Twin Cities Youth Improv Festival (http://twincitiesyouthimprovfestival.com/) is an annual summer festival that brings together teens for performances, jams and workshops. TCYIF takes place in October during MEA weekend, which is in mid-October.
Beyond improv at BNW SU, ComedySportz, HUGE, and other theaters, there are a lot of general theater opportunities in the Twin Cities for youth, including SteppingStone Theater For Youth Development (http://www.steppingstonetheatre.org) and Youth Performance Company (http://youthperformanceco.org). MNPlaylist (http://mnplaylist.com) is a great resource to find audition notices and other information.
What else should I know about the arts in Minnesota?
You can find theater auditions and more information at: MN Playlist
The annual MN Fringe Festival creates a lot of opportunities: MN Fringe Festival
You can find services for artists, info on Minnesota arts and art-related jobs at: Springboard for the Arts
NOTE: Springboard for the Arts offers all kinds of support for artists — yes, improvisers are artists — including health care vouchers, one-on-one consultations, fiscal sponsorship, workshops, free and sliding scale fee consultations with lawyers, resource centers/computer lab, and more.

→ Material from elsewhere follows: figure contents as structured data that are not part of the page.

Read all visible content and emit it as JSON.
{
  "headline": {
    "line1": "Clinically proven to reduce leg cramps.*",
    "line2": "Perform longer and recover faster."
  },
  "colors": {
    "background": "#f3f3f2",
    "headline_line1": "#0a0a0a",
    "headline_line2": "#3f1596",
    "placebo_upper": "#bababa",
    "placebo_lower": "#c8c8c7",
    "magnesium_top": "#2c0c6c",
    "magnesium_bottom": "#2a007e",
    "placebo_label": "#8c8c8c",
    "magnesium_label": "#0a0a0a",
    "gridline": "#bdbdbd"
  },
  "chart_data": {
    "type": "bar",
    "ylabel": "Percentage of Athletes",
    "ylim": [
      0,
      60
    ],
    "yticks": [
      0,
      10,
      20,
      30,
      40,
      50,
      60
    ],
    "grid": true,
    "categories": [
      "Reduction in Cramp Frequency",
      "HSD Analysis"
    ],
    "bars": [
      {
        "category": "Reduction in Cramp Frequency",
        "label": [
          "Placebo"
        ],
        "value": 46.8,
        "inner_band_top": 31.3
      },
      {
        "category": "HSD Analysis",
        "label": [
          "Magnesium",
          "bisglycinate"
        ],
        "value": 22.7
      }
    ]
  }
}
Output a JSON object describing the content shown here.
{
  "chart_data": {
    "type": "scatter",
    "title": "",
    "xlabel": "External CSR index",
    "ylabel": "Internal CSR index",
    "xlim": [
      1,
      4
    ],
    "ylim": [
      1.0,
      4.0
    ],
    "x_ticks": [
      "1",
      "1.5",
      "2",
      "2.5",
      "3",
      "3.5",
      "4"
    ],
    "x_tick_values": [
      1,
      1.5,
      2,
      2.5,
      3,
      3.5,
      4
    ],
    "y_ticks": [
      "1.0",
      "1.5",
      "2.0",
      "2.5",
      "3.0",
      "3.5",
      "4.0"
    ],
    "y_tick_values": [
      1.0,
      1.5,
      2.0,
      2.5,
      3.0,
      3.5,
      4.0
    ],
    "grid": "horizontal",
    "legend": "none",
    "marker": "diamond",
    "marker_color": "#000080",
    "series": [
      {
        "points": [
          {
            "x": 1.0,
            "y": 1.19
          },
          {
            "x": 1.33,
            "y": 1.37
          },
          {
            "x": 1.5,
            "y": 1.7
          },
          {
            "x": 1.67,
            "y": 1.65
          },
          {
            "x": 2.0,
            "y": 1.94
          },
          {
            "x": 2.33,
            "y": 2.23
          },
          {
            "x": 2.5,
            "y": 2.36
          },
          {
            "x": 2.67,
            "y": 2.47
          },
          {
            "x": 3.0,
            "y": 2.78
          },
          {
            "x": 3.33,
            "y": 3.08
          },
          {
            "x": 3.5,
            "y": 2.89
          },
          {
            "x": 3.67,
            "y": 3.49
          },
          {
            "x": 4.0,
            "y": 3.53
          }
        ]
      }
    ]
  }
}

Any other thoughts about what the improv community and the arts are like in Minnesota?
You might be interested to know that Minneapolis and St. Paul are theater towns. The Twin Cities sells more tickets per capita than Chicago or Seattle, and performing artists make up a 30% larger share of the workforce in the Twin Cities than they do nationally. It is hard to overstate how central the arts are in Minnesota — not just in terms of funding, but how Minnesotans commonly seek out the arts and festivals as their primary activity. That enthusiasm and willingness to buy tickets to live performance fuels the arts, and is part of a greater ecosystem that includes local private funders, generous government funding (as voted for by Minnesotans), and arts services organizations.
Of course a rich environment for the arts is not the same as a great environment for landing roles in TV or film. That’s what makes cities like NY, LA and Chicago great. A lot of talented performers bank stage time and experience here that they take with them to one of those cities; and a lot of people come to the Twin Cities to continue a great career they started in another city. The upshot is that Twin Cities improv is generally not a path to TV or film. It’s improv for improv sake.
We think improv for improv sake is an incredible opportunity. Here we have everything we need to take advantage of creative freedom — including exceptional teachers and coaches, access to stage time, and a supportive community.
This is an exciting time to be exploring the emerging art form of improv. We think the Twin Cities is a pretty great place to do that.
– The Away Team
p.s. Many thanks to the Twin Cities improv community for clarifications and contributions to this post. And many thanks for welcoming us to the Twin Cities!